How Laravel Sanctum Tokens Actually Work
When a user authenticates with Sanctum, Laravel generates a random token string and stores a hashed version in the personal_access_tokens table. On each request, the plain token is sent in the Authorization header, Laravel hashes it, and looks it up in the database to find the associated user.
This is the opposite of JWT. There is no payload, no signature verification, no expiry baked into the token itself — all of that lives in the database record.
How JWT Tokens Work
A JWT is a base64-encoded string with three parts: a header, a payload (user data/claims), and a cryptographic signature. The server validates the signature on every request — no database lookup needed.

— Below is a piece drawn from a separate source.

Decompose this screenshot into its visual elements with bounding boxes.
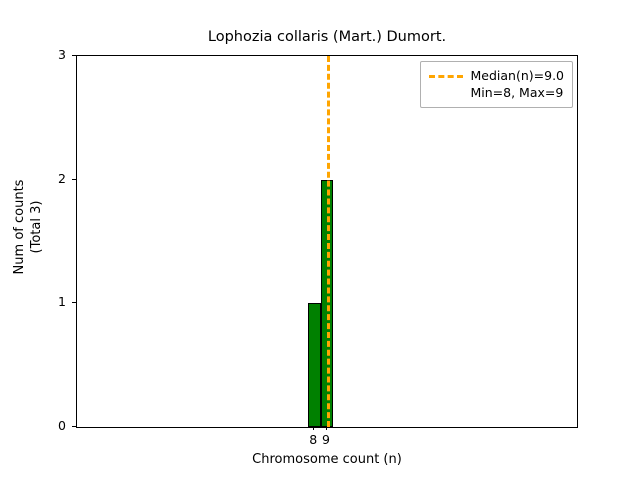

The token itself proves who the user is.
Sanctum vs JWT — Full Comparison
| Feature | Sanctum | JWT |
|---|---|---|
| Token type | Opaque (random string) | Self-contained (encoded payload) |
| Database lookup per request | Yes | No — stateless |
| Token revocation | Easy — delete DB row | Hard — needs denylist |
| Official Laravel package | Yes | No (tymon/jwt-auth) |
| SPA / cookie auth support | Yes — built in | No |
| Cross-service / microservices | Limited | Yes — ideal |
| Setup complexity | Simple | More config needed |
Which One Should You Use?
Use Sanctum when:
- Building a standard Laravel REST API or SPA
- You need token revocation to work reliably (logout, ban user, rotate tokens)
- You want official Laravel support and long-term stability
- Your app is a single service, not a distributed system
Use JWT when:
- Building microservices where multiple independent services need to validate the same token
- You need stateless auth with zero database reads on every request
- Integrating with non-Laravel systems that expect standard JWT
- You need to embed custom claims in the token itself
For the vast majority of Laravel projects — including every API I've built professionally — Sanctum is the right choice. It's simpler, safer by default, and token revocation just works. Reach for JWT only when you genuinely need stateless cross-service authentication, not just because it sounds more sophisticated.
Can You Use JWT with Sanctum?
Not natively — they are separate packages with different approaches. However, you can configure Sanctum to work alongside JWT if needed, or use a package like sanctum-jwt that adds JWT-style tokens to Sanctum. In practice, very few projects need this hybrid approach.